Short jokes
A horse walks into a bar. The bartender said, "Why the long face?"
The greatest bond you will ever have is the one with your conjoined twin.
"How was your day?"
"It was great."
"What was so great about it?"
"I saw a puppy."
"Awww."
"And I ran over it :)"
What do sprinters eat before a race?
Nothing, they fast.
These aren't funny.
What is the difference between a kid with cancer and dark humor?
Dark humor never dies!
What's the difference between me and a bus?
I'm not on fire...
I asked Michael Jackson when did he lose his virginity. He just replied with "HEHE!"
What's the difference between an abortion clinic and a computer? Ctrl+Alt+Delete.
Y'all follow me, please.
Why did the people in 9/11 not call 911? Because it would call the pilots.
If you’re gonna have a gangbang, make it extreme!
If Joe Biden and Kamala Harris jump off a cliff, who survives?
Americans...
What’s the difference between school and prison? One is painted.

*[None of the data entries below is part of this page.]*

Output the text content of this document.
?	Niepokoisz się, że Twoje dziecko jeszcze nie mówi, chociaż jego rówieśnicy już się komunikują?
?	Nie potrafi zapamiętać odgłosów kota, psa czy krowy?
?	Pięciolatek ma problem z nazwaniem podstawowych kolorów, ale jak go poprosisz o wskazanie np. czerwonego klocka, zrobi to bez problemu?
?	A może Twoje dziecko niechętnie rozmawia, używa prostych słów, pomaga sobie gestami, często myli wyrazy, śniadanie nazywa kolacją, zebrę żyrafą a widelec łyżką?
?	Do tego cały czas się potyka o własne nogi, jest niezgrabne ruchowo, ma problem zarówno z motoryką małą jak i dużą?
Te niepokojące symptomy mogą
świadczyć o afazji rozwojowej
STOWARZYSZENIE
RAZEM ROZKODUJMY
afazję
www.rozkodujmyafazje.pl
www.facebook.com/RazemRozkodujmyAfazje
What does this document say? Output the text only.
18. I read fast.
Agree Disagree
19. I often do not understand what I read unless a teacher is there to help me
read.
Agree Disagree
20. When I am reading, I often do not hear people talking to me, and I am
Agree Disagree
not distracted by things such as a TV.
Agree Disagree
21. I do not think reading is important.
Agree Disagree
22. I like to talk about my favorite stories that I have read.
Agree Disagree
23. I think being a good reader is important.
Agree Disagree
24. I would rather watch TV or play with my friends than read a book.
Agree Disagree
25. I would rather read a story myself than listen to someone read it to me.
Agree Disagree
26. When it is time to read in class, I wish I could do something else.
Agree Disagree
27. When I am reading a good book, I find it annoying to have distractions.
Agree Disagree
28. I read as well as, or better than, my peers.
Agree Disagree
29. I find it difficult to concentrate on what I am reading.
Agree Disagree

Why did the orphan cross the road?
To find his family. Sorry!
Boy: Hey! I love you...
Girl: Eww, you are so ugly.
*boy sent a pic of his dic*
Girl: Beauty doesn't matter in love.
Alien vs Predator.
Cosby vs E.T.
I am a reverse rapper because I put bars in my mouth.
How did Stephen Hawking make it up the stairway to heaven?
Well, he didn’t; they invented an elevator.
The winds of Uranus go on and off, so you could say the wind is broken.